I didn't plan it like that but life can be perfect in ways. Accidents are better than the best laid plans. I think that's a saying, maybe, probably. It's something about timing. How it's no good to meet the right person at the wrong time or the wrong person at the right time. People discount how important timing and chance are. But, me, they're all I've ever been able to rely on and they're all that give me hope, that allowed me to survive. I look at my past, at all the lucky breaks, how certain things happened at just the right time or in such a way that they led me to a perfect conclusion. My whole life, really, led to him, Sebastian. Leaving home, running from so many things but heading west because of the ghosts, finding the library, Gorecki teaching me things I never knew but somehow always felt, that librarian caring too much, the films at the next library, and then, there I was, in bed with the man I had accidentally or unconsciously been running to my entire life.

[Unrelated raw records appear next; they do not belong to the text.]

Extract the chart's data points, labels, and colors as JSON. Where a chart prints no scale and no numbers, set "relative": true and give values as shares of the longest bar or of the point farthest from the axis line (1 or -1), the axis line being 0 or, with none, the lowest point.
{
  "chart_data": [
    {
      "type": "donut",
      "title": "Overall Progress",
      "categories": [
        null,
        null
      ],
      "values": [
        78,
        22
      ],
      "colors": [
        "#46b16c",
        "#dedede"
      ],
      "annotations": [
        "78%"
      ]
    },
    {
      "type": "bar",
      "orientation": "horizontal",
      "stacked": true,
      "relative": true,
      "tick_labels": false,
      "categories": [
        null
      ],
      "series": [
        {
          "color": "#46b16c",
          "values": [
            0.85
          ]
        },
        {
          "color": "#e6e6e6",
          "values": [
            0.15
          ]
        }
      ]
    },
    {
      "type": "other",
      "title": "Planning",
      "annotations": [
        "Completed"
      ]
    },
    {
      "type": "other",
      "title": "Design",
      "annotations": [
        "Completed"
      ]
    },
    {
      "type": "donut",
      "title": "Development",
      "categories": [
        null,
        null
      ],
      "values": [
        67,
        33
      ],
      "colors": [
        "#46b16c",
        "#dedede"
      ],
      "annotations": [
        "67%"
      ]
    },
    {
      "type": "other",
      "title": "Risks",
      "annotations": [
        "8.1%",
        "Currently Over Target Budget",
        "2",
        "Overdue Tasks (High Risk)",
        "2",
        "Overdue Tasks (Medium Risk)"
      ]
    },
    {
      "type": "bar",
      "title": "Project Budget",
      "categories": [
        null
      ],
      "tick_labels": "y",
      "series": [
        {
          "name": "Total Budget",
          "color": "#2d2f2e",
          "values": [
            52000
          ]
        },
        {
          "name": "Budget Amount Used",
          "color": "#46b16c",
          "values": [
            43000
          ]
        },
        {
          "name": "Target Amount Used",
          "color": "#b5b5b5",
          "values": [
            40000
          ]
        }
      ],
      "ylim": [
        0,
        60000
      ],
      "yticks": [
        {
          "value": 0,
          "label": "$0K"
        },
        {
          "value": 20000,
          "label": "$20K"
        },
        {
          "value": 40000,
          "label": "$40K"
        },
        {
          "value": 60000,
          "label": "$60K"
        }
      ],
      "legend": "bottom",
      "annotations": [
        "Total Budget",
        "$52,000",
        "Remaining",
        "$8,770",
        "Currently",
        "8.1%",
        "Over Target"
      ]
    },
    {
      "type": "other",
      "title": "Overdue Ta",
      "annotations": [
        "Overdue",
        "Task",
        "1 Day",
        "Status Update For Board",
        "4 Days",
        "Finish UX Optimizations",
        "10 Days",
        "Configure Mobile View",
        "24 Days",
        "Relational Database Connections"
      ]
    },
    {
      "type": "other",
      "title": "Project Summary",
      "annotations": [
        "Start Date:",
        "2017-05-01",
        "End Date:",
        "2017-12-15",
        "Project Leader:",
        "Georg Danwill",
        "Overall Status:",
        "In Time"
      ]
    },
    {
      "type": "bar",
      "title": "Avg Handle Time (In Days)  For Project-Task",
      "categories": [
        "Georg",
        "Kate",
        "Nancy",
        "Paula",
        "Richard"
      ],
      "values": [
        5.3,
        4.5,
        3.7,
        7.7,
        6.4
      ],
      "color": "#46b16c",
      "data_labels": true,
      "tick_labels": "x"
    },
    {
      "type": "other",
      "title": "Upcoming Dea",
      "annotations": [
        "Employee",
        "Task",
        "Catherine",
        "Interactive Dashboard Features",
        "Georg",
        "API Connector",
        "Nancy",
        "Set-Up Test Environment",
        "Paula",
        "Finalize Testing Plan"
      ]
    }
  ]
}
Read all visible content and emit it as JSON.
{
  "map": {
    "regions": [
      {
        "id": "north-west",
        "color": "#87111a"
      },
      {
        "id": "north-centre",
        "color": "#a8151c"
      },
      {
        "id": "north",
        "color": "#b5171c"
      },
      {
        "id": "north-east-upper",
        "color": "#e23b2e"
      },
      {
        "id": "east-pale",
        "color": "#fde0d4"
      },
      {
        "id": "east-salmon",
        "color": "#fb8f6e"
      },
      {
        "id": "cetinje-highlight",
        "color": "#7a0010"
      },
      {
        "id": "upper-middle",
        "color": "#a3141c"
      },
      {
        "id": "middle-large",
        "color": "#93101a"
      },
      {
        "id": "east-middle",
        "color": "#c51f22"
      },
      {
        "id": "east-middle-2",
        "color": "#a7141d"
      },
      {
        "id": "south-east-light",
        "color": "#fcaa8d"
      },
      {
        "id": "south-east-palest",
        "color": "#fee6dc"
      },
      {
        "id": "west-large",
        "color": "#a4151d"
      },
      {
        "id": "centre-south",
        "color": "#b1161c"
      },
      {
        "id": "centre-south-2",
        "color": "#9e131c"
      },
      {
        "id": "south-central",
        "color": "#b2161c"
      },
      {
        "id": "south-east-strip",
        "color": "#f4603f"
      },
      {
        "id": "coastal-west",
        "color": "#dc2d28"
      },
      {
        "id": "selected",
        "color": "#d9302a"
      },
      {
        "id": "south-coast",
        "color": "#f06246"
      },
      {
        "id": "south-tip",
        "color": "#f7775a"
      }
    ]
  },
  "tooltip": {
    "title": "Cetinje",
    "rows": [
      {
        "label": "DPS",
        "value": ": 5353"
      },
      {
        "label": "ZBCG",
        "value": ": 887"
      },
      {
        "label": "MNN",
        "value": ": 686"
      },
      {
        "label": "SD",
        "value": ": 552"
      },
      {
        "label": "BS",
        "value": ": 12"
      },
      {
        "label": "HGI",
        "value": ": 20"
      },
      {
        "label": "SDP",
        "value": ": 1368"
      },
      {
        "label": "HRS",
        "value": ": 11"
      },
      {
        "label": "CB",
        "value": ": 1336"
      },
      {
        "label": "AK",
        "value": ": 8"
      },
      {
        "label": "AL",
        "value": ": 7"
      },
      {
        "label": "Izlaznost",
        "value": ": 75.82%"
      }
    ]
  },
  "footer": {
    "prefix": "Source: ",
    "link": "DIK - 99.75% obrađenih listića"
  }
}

  It wasn't him that started it. He never even said a word to me, just held me, his hand on my stomach, my ass against his hips. I rolled and kissed him, kissed his neck, unzipped his pants, felt the heat before it was even in my hands, and I knew it was too big, he was too much but I knew he had to be, had to be too much for me or what was the point. So I dove in, took him, squirmed out of my pants, guided his hands to my breasts, to my vagina, let him feel how wet I was, taste it on his fingers, but I slowed him, made him take his time, my cries of anguish kept stopping him till I screamed to go. So deep, so far that I thought he'd come out the otherside, there couldn't be more and then there was and I dug into his back, tears in my eyes, but I wanted it, needed it, needed to be full of something, of not just the images and stories he created so long ago, but to be full of something tangible, that I could grab onto, hold onto with more than just my memories, so I took all of him, as much of him as there was, though I thought it would kill me, my vision blacking at the edges, my heart racing, my breath shuttering, and I came and came and came and there was always more.